Au fond, la thèse des derniers avatars de la théorie du genre est que l’identité différenciée qui existait jusqu’à il y a quelques dizaines d’années, c’est-à-dire la différence homme-femme généralement acceptée, est en fait porteuse d’oppression en tant que telle. Selon eux, différencier les identités viendrait d’une société de pouvoir. Pour certains théoriciens, l’altérité n’est donc plus perçue comme fructueuse ou vécue dans un respect des différences. Il y a donc une impossibilité à penser une forme d’égalité de droit ou de dignité dans la différence, celle-ci étant ainsi considérée comme aliénante. À l’inverse, « l’autoproduction du sens », c’est-à-dire la production personnelle d’une direction de vie et du sens que l’on veut lui donner, est mise en avant, y compris dans la question de la sexuation. L’identité sexuelle est ainsi considérée comme ce qui pourrait être de l’ordre du choix personnel. Je crois donc que l’enjeu est de rappeler que la différence sexuelle non seulement n’opprime aucun des deux sexes, mais peut être au contraire un lieu de construction de soi et de dynamisme personnel. Par ailleurs, il n’est pas obligatoire que les constructions sociales autour de la sexuation justifient des systèmes d’oppression.
Quelles conséquences anthropologiques peuvent avoir ces théories dans notre monde contemporain ?
Nous évoquons toujours ici certains éléments les plus contemporains des théories du genre. Les conséquences sont importantes, ce sont celles d’éliminer la différence comme quelque chose de vivant et de constructif. Il peut toujours y avoir un risque d’oppression lié à la différence, mais je crois profondément que cette différence – pas seulement des sexes mais aussi des générations – est fructueuse et construit le sujet. Pour un enfant, avoir des parents de sexe différent est quelque chose de bénéfique et constructeur, c’est un appel d’air. À l’inverse, je pense qu’un point de vue purement autonome, même vis-à-vis des données de la sexuation, est très angoissant car il n’y a plus aucun appui externe pour se construire. On est dans une espèce de marche en avant où seules les « pratiques de soi » sont censées déterminer une direction de vie. Cela mène souvent à une solitude assez effrayante que les personnes ne repèrent pas d’emblée. C’est une théorie de l’effondrement du sujet sur lui-même, très dépressive, que l’on retrouve dans le post-humanisme. On désire se libérer d’un certain nombre de contraintes, mais il est illusoire de s’affranchir complètement des contraintes de la biologie. Et cette marche en avant continuelle pour atteindre quelque chose de soi dans une transformation constante peut engendrer un puits d’angoisse. Je pense, quant à moi, que l’on peut concilier une logique de l’altérité, et du souci de la différence, et une réelle créativité de vie.
Quelle parole les chrétiens peuvent-ils apporter face à cette théorie, sans être taxés d’homophobes ou de réactionnaires ?

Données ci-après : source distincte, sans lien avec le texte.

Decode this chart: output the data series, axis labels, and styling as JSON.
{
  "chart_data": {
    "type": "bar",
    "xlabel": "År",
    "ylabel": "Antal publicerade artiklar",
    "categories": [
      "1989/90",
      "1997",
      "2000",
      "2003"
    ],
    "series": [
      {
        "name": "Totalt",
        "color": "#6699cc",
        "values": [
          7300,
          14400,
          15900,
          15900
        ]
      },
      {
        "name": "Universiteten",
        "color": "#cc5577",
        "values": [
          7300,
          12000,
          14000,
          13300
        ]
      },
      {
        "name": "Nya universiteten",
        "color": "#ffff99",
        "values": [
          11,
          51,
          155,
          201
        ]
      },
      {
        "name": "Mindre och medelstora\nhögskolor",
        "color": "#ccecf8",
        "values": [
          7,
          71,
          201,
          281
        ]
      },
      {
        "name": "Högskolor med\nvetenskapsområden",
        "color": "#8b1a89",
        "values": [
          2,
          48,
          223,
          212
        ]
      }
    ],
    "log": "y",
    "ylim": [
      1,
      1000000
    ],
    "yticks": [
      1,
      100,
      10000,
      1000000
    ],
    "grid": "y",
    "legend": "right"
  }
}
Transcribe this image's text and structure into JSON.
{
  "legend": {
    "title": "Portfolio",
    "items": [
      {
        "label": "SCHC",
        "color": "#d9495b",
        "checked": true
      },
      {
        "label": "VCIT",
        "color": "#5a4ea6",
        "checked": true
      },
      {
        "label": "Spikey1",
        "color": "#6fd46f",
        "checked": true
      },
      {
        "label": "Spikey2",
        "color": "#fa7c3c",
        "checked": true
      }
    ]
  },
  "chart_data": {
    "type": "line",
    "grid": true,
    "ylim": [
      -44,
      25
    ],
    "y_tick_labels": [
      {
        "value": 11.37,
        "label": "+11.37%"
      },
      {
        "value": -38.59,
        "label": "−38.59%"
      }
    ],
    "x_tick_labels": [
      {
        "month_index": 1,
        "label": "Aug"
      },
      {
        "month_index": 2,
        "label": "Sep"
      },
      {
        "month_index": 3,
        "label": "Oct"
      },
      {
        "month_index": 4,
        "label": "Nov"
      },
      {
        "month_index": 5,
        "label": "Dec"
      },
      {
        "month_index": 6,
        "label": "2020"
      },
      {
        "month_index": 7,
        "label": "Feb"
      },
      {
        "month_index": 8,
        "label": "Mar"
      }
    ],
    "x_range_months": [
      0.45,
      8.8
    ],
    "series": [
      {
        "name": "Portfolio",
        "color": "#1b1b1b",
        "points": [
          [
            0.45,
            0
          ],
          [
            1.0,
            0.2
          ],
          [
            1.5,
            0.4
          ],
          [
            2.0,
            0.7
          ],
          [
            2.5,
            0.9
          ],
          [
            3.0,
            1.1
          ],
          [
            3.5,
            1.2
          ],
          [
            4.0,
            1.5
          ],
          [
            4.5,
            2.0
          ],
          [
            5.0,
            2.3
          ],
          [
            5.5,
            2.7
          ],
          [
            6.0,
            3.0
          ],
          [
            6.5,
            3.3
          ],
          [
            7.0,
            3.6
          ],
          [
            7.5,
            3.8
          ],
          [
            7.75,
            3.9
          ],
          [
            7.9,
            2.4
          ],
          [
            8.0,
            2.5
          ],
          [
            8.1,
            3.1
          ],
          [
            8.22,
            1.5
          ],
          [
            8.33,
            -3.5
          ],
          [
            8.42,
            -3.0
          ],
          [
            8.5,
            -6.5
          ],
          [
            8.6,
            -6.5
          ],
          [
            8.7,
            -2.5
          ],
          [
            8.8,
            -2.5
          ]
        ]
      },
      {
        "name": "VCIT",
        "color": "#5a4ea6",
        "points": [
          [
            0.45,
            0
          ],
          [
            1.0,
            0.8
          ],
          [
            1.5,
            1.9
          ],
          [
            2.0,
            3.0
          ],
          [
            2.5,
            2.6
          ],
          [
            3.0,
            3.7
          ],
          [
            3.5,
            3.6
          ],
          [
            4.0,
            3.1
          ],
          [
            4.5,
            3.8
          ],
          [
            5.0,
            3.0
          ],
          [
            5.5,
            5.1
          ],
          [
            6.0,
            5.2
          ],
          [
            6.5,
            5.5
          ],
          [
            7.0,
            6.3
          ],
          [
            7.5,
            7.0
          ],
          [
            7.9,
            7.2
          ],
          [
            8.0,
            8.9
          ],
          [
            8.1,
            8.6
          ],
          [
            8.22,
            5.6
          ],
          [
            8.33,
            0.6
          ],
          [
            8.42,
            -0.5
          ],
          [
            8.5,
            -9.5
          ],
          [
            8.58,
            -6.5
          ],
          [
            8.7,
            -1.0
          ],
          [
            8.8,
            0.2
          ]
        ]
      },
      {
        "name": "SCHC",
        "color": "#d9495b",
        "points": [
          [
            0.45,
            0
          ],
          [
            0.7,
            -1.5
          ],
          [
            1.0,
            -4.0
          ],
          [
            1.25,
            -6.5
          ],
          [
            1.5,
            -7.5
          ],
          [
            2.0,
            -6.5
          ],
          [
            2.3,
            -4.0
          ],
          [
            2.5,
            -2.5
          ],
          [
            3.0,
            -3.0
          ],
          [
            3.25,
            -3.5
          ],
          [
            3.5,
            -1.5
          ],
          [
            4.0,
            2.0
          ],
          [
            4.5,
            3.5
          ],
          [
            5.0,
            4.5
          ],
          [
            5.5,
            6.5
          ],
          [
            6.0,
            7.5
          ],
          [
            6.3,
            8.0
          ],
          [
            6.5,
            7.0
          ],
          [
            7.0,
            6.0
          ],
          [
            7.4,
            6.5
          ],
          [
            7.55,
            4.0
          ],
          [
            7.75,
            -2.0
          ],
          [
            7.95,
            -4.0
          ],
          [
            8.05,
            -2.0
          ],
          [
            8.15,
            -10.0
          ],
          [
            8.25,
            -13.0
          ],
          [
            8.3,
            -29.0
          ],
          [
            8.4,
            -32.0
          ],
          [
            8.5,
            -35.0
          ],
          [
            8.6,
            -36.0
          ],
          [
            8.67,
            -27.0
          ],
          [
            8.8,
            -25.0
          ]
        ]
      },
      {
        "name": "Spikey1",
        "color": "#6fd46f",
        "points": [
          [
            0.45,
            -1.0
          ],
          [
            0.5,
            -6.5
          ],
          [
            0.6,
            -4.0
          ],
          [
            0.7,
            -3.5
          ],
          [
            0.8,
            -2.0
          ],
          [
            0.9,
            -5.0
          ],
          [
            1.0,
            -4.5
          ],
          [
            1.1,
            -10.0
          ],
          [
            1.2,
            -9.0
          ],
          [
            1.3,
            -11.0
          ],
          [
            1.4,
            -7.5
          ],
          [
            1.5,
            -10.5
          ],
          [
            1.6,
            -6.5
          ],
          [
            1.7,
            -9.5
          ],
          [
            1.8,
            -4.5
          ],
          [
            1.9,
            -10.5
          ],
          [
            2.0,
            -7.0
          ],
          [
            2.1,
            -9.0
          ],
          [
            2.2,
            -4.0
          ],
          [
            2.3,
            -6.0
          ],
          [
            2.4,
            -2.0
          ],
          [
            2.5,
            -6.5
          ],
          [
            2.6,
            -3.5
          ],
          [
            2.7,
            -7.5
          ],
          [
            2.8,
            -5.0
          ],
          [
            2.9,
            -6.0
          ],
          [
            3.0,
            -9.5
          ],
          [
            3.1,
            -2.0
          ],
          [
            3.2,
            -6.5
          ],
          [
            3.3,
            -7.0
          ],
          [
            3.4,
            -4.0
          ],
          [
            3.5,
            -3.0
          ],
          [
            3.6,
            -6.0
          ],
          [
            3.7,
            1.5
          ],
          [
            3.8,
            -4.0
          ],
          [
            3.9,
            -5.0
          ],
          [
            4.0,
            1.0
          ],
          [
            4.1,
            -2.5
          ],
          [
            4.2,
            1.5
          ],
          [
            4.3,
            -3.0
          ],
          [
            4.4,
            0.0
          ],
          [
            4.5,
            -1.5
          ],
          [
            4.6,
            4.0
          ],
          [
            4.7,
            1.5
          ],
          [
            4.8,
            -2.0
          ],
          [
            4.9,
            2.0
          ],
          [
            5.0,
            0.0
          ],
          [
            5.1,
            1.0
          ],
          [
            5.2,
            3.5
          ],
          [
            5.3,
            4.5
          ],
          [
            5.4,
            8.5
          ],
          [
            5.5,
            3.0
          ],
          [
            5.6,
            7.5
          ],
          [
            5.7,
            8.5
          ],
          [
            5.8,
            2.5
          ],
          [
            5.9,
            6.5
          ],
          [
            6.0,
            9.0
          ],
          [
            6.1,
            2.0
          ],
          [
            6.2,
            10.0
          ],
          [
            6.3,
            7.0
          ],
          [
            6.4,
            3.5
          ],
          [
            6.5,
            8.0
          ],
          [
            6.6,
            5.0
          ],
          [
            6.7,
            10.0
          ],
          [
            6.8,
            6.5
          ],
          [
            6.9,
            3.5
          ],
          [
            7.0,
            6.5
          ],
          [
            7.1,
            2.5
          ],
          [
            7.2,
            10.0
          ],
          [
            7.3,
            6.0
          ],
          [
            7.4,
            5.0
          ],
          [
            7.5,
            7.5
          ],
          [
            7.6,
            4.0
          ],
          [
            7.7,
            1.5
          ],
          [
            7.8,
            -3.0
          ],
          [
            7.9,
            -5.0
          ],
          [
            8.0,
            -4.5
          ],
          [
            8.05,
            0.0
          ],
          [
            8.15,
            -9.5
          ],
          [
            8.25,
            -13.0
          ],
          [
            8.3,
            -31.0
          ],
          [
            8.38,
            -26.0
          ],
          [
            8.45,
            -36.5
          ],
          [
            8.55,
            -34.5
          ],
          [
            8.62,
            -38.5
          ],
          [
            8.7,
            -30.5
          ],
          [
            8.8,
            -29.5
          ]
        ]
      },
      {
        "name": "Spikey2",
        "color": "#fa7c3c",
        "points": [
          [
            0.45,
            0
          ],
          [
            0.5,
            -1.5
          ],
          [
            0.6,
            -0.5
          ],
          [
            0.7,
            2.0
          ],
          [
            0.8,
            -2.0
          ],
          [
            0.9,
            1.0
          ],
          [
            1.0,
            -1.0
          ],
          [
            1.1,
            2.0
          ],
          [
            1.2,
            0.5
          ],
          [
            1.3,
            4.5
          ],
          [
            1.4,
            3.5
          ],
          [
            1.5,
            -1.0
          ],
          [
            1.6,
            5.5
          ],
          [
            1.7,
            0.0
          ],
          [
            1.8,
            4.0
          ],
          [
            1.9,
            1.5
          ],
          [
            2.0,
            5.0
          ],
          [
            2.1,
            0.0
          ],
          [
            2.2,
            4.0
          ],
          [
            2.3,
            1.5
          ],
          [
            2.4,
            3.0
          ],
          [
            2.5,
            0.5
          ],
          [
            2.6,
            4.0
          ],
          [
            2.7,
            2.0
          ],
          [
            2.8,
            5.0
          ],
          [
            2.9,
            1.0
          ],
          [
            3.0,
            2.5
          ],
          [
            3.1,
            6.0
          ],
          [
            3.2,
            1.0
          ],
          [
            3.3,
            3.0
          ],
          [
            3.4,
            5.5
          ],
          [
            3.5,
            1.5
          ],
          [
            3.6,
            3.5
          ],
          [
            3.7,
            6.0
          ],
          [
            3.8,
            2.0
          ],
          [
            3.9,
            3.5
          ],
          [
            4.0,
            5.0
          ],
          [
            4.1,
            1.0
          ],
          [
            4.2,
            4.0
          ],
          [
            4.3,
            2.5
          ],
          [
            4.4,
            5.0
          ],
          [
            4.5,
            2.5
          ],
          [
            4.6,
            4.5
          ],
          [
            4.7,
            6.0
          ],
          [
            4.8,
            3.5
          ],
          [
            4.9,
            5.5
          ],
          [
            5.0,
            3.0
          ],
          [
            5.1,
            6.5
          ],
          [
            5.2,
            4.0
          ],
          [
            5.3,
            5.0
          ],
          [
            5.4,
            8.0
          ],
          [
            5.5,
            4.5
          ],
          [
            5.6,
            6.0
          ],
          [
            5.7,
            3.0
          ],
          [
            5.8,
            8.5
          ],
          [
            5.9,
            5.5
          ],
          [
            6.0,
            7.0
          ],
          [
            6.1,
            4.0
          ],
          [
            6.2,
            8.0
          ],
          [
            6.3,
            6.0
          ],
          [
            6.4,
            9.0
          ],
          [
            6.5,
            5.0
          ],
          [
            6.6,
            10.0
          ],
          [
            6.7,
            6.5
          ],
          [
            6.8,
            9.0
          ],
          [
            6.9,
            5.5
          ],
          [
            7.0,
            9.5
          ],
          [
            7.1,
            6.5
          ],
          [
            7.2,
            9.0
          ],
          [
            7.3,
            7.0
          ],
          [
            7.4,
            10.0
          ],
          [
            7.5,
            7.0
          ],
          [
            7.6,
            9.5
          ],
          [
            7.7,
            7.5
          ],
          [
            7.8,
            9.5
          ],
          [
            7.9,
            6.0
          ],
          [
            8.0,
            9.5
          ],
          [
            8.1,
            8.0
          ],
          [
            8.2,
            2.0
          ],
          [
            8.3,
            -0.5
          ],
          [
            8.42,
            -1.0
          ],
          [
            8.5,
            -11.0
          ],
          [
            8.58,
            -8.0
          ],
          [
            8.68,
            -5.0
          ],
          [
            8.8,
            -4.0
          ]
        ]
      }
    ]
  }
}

Une des paroles est de dire d’une part que le constructivisme pur et simple est complètement illusoire, et d’autre part de rappeler que la différence des sexes est structurante dans une dynamique d’égalité et de respect de chacun des sexes l’un envers l’autre. Il y a possibilité de vivre une réelle complémentarité entre homme et femme, en sortant de cette dialectique de la domination. On peut rappeler enfin que, même si par le passé il y a eu de la domination à travers les sociétés façonnées par le christianisme, il avait aussi de la saveur dans la vie des gens ! On voit bien chez nos grands-parents et arrière-grands-parents combien les choses étaient plus complexes qu’une pure domination des hommes sur les femmes. Dans l’histoire du christianisme, il y a à la fois une insistance sur la différence des sexes, et l’idée que ce qui les réunit est plus important que ce qui les différencie.